Something was nagging him about what Mr. Vaughn had said. Magical influence? Had Mr. Vaughn used magical influence? Did the horse have magical influence? And there was another thing. Something about returning it to its normal state.
Finnley scrawled “normal state” and “magical influence” on the paper and reached for his spell book. The creature that had taken Allie’s shape seemed to have been around for years, according to Mia’s story. There was that dragon-like demon, made of smoke and ashes. Fred had tracked it down, had captured it and killed it. He'd even used some magic to do it. But this… this was different. It was almost like Mr. Vaughn had disenchanted a horse.
Finnley sat upright at the thought. He pictured enchanting an object, how he would write the spell, how it would feel to sustain it and cut it off. Was there some sort of counter spell that another magician could use, negate the effects of the first?
Finnley’s heart began to thump hard in his chest. If that was true, then the horse could've been a real horse, something another magician had placed a spell on.

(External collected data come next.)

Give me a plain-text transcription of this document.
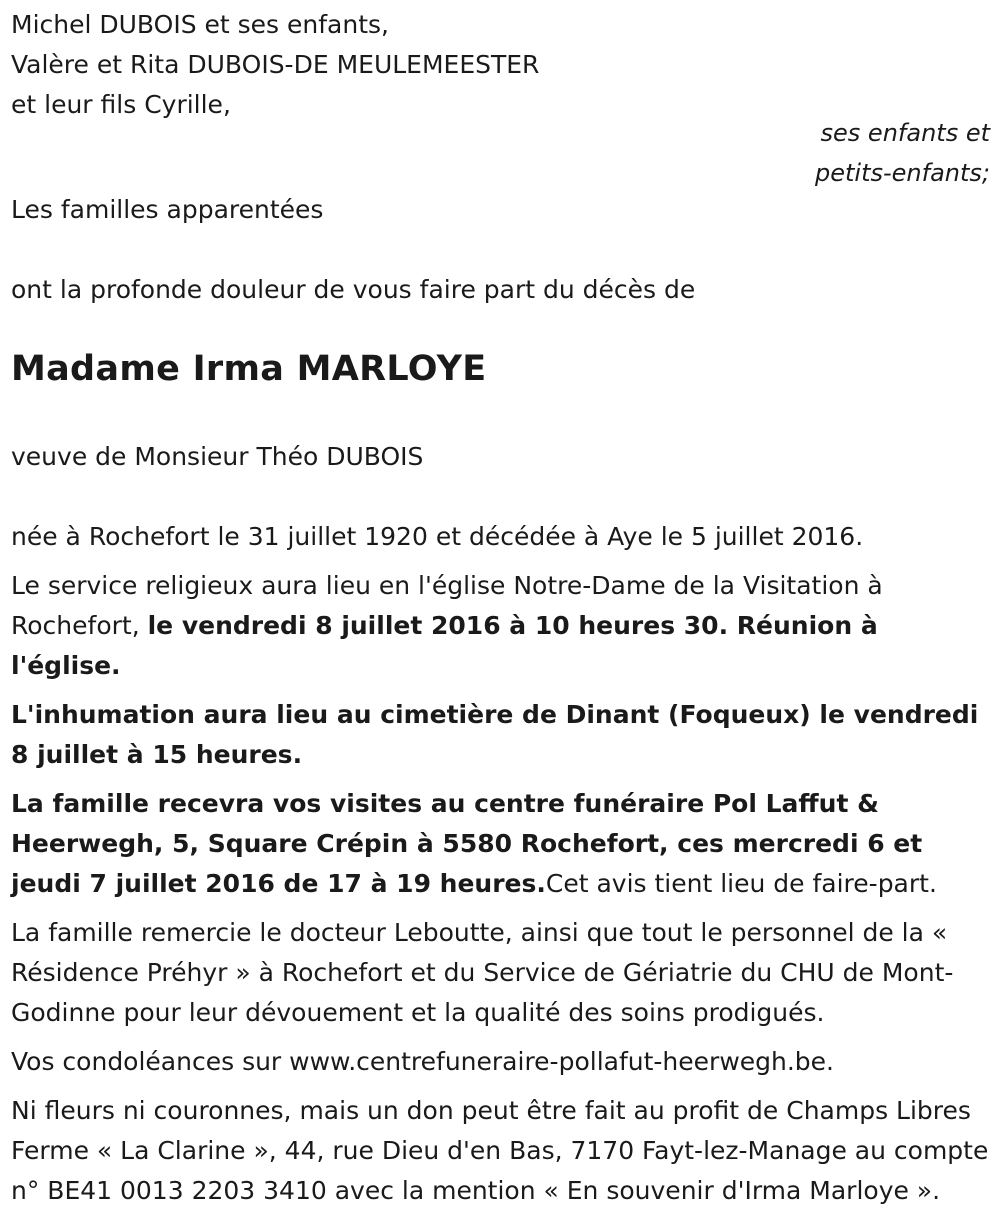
Michel DUBOIS et ses enfants,
Valère et Rita DUBOIS-DE MEULEMEESTER
et leur fils Cyrille,
ses enfants et
petits-enfants;
Les familles apparentées
ont la profonde douleur de vous faire part du décès de
Madame Irma MARLOYE
veuve de Monsieur Théo DUBOIS

née à Rochefort le 31 juillet 1920 et décédée à Aye le 5 juillet 2016.

Le service religieux aura lieu en l'église Notre-Dame de la Visitation à Rochefort, le vendredi 8 juillet 2016 à 10 heures 30. Réunion à l'église.

L'inhumation aura lieu au cimetière de Dinant (Foqueux) le vendredi 8 juillet à 15 heures.

La famille recevra vos visites au centre funéraire Pol Laffut & Heerwegh, 5, Square Crépin à 5580 Rochefort, ces mercredi 6 et jeudi 7 juillet 2016 de 17 à 19 heures.Cet avis tient lieu de faire-part.

La famille remercie le docteur Leboutte, ainsi que tout le personnel de la « Résidence Préhyr » à Rochefort et du Service de Gériatrie du CHU de Mont-Godinne pour leur dévouement et la qualité des soins prodigués.

Vos condoléances sur www.centrefuneraire-pollafut-heerwegh.be.

Ni fleurs ni couronnes, mais un don peut être fait au profit de Champs Libres Ferme « La Clarine », 44, rue Dieu d'en Bas, 7170 Fayt-lez-Manage au compte n° BE41 0013 2203 3410 avec la mention « En souvenir d'Irma Marloye ».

It would have to be so intensely complex… But if Mr. Vaughn had said what Finnley thought he said, then it made sense.
Finnley worked to still his shaking hand as he grabbed another piece of paper and drew out a spell. It was a “pretty spell” — or at least, that was Finnley’s term for it. It didn't do much, and it was a single spurt of energy, not continuous. The spell was accordingly far too flowery for his liking, but it worked, and the paper turned a faint shade of blue as Finnley activated the spell.
Now, to counter it. Finnley looked through his spell book, but it didn't say anything like this. He could make a spell to turn the paper white, but his two spells would then have to fight it out. He could only imagine it would be worse with the original spell written by a different magician, and he didn't think that it was a battle of strength. Finnley could destroy the paper or prevent it from being creased or end his initial spell, but none of this were in the least bit helpful. His head sank forward onto his desk, where he fell asleep for the rest of the night.